In the spring of 2004, Johnson and I were both accepted into the University of Portland. Portland was a NCAA Division-1 school and cross country powerhouse, and I had my eyes set on competing there since high school. Johnson chose the school for its academic programs. While I went on to make the cross country team during the school’s orientation day, Johnson took a different path.

In his freshman year at Portland, Johnson was running 21 minute 5k’s, which was nowhere near acceptable times for the collegiate level, but that never discouraged him from trying.

Johnson Lee while attending JFK. (courtesy photo)

Johnson Lee while attending JFK. (courtesy photo)

“I thought about joining the team but when I heard how fast you and the rest of the team can run, I opted to run with my dorm’s running group instead. Over time, training and competing with these runners helped me improve my speed. I thought to myself, maybe I could keep up with you and the team,” said Johnson.

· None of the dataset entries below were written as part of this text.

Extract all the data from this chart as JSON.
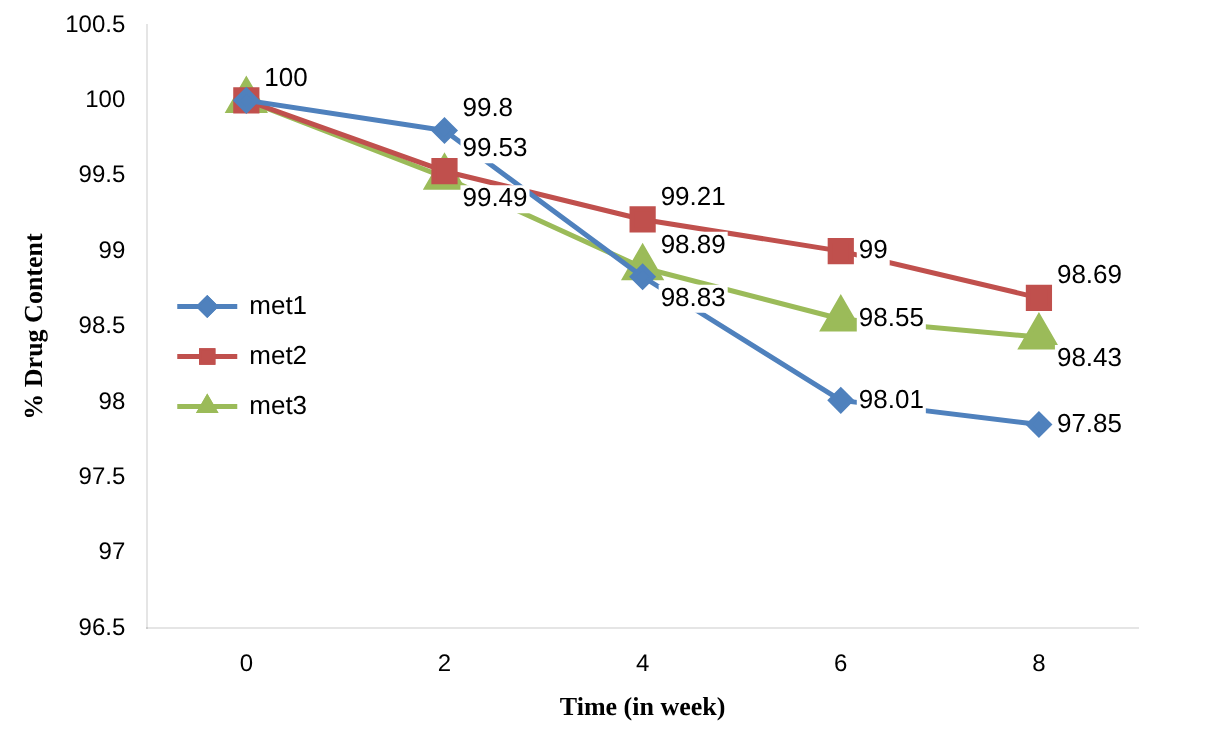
{
  "chart_data": {
    "type": "line",
    "xlabel": "Time (in week)",
    "ylabel": "% Drug Content",
    "categories": [
      "0",
      "2",
      "4",
      "6",
      "8"
    ],
    "series": [
      {
        "name": "met1",
        "color": "#4f81bd",
        "marker": "diamond",
        "values": [
          100,
          99.8,
          98.83,
          98.01,
          97.85
        ],
        "value_labels": [
          "100",
          "99.8",
          "98.83",
          "98.01",
          "97.85"
        ]
      },
      {
        "name": "met2",
        "color": "#c0504d",
        "marker": "square",
        "values": [
          100,
          99.53,
          99.21,
          99,
          98.69
        ],
        "value_labels": [
          null,
          "99.53",
          "99.21",
          "99",
          "98.69"
        ]
      },
      {
        "name": "met3",
        "color": "#9bbb59",
        "marker": "triangle",
        "values": [
          100,
          99.49,
          98.89,
          98.55,
          98.43
        ],
        "value_labels": [
          null,
          "99.49",
          "98.89",
          "98.55",
          "98.43"
        ]
      }
    ],
    "ylim": [
      96.5,
      100.5
    ],
    "yticks": [
      96.5,
      97,
      97.5,
      98,
      98.5,
      99,
      99.5,
      100,
      100.5
    ],
    "grid": false,
    "legend": "left"
  }
}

Johnson had asked me on several occasions about joining the cross country team, and I tried to tell him that he wasn’t fast enough in the nicest way possible. That year I was considered the fastest distance runner on Guam but was dead last on the Portland cross country team. In my mind, it was logical that if I was barely fast enough, Johnson was not fast enough by far. However, I learned quickly that Johnson would not take “no” for an answer. I eventually referred him to the team’s head coach, Rob Conner, in hopes that Conner would reaffirm my sentiments. The result of the meeting did the exact opposite of what I expected.

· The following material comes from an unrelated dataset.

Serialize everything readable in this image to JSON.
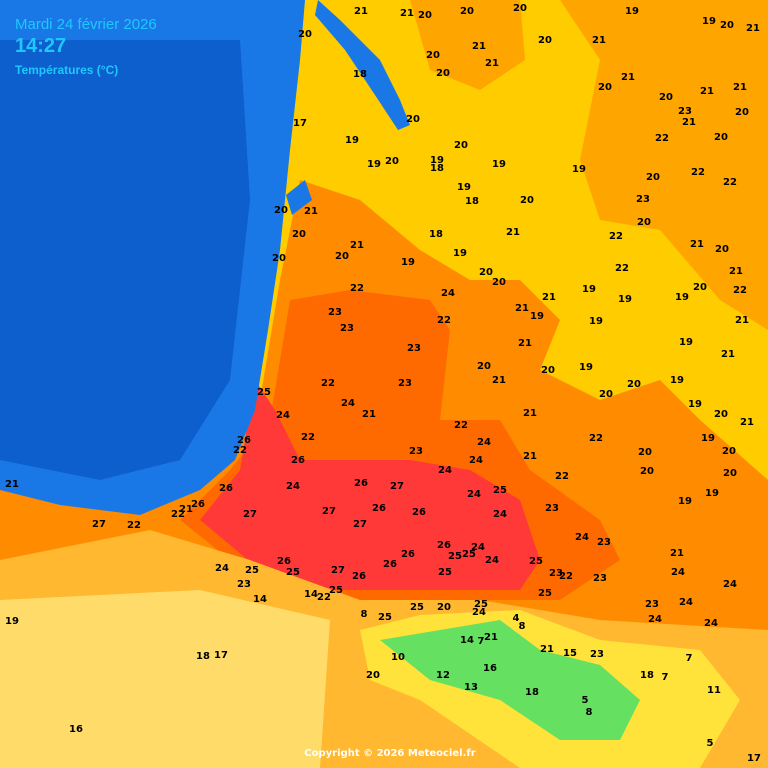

“We discussed my running background and history. Although I only ran one season in high school and even with my slow times by Division-1 standards, he mentioned that my physique looked good to be a potential long distance runner. Long story short, Conner pretty much said if I can run at least 80 miles a week, he’ll consider letting me on. So, the countdown started for me to train and make the team next year,” said Johnson.

What would happen next was the beginning of the transformation.

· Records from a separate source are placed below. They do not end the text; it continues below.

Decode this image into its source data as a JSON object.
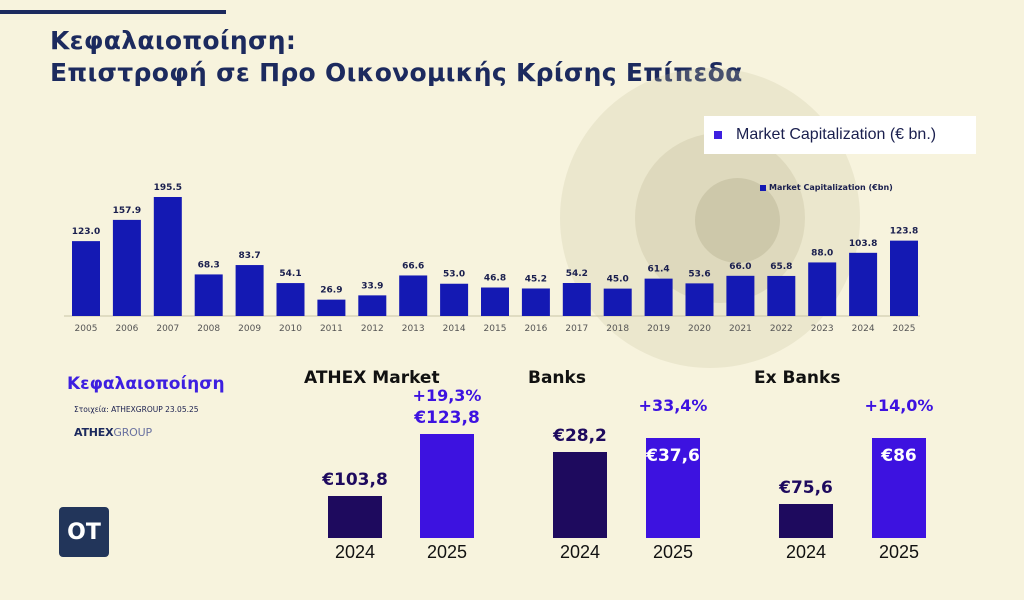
{
  "header": {
    "title_line1": "Κεφαλαιοποίηση:",
    "title_line2": "Επιστροφή σε Προ Οικονομικής Κρίσης Επίπεδα"
  },
  "legend": {
    "main": "Market Capitalization (€ bn.)",
    "small": "Market Capitalization (€bn)"
  },
  "colors": {
    "background": "#f7f3dd",
    "bar_main": "#1419b3",
    "bar_2024": "#1e0a5e",
    "bar_2025": "#3d12e0",
    "accent": "#3d1fe0"
  },
  "chart_data": [
    {
      "type": "bar",
      "categories": [
        "2005",
        "2006",
        "2007",
        "2008",
        "2009",
        "2010",
        "2011",
        "2012",
        "2013",
        "2014",
        "2015",
        "2016",
        "2017",
        "2018",
        "2019",
        "2020",
        "2021",
        "2022",
        "2023",
        "2024",
        "2025"
      ],
      "values": [
        123.0,
        157.9,
        195.5,
        68.3,
        83.7,
        54.1,
        26.9,
        33.9,
        66.6,
        53.0,
        46.8,
        45.2,
        54.2,
        45.0,
        61.4,
        53.6,
        66.0,
        65.8,
        88.0,
        103.8,
        123.8
      ],
      "labels": [
        "123.0",
        "157.9",
        "195.5",
        "68.3",
        "83.7",
        "54.1",
        "26.9",
        "33.9",
        "66.6",
        "53.0",
        "46.8",
        "45.2",
        "54.2",
        "45.0",
        "61.4",
        "53.6",
        "66.0",
        "65.8",
        "88.0",
        "103.8",
        "123.8"
      ],
      "series": [
        {
          "name": "Market Capitalization (€bn)"
        }
      ],
      "ylim": [
        0,
        200
      ],
      "grid": false,
      "legend_position": "top-right"
    },
    {
      "type": "bar",
      "title": "ATHEX Market",
      "categories": [
        "2024",
        "2025"
      ],
      "values": [
        103.8,
        123.8
      ],
      "labels": [
        "€103,8",
        "€123,8"
      ],
      "change": "+19,3%"
    },
    {
      "type": "bar",
      "title": "Banks",
      "categories": [
        "2024",
        "2025"
      ],
      "values": [
        28.2,
        37.6
      ],
      "labels": [
        "€28,2",
        "€37,6"
      ],
      "change": "+33,4%"
    },
    {
      "type": "bar",
      "title": "Ex Banks",
      "categories": [
        "2024",
        "2025"
      ],
      "values": [
        75.6,
        86
      ],
      "labels": [
        "€75,6",
        "€86"
      ],
      "change": "+14,0%"
    }
  ],
  "sidebar": {
    "subtitle": "Κεφαλαιοποίηση",
    "source": "Στοιχεία: ATHEXGROUP 23.05.25",
    "logo_bold": "ATHEX",
    "logo_light": "GROUP",
    "ot_logo": "OT"
  }
}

“This was where my naïve and inexperience became an advantage. Most runners would think running 80 plus miles a week is insane. For me, I just thought of it as normal or the minimal amount needed to be a good runner,” said Johnson. “I trained all summer and at the end I got my mileage to around 80. My 5K times also improved to 19 minutes, but the women’s team at the university could run faster than that. Not wanting to make the team look bad by having me as a slow runner join, I e-mailed Conner stating that I would like to have more time to train and improve my times before walking on. So, I skipped sophomore XC season and joined during sophomore Track season. By then, I was still slow but was able to keep up on the normal team runs. Eventually, I was able to do weekly mileages of 100 and not fade off in runs.”

Greatness Unveiled

During his first outdoor track competition as a member of the team in 2006, Johnson ran the 5,000m run (5k) in the same race as me. I went on to run a personal best of 15 minutes and 53 seconds, and Johnson finished in 16 minutes and 26 seconds. I was stunned. He had improved by over three minutes and was closing in on me.

“I was still last on the team, but it didn’t matter to me because I saw first-hand the results of my training and Conner’s coaching. It was from then on that running became my foundation and passion in life,” said Johnson.

 

Part III of the Legend of Johnson Lee will be published Wednesday, February 11th. Stay tuned for the conclusion of this hidden story now shared only on GSPN!

 

Author’s note: Johnson will next be lining up at the 2015 Boston Marathon in April where he looks to set a personal record. He will join Guam’s marathon national record holder Wayne Blas, recently named professional Cameron O’Neal, Kristina Ingvarsson, and Patrick Silverio as runners from Guam participating in the race.

Johnson was recently married this past January in Vancouver, Washington and coach Rob Conner officiated the wedding.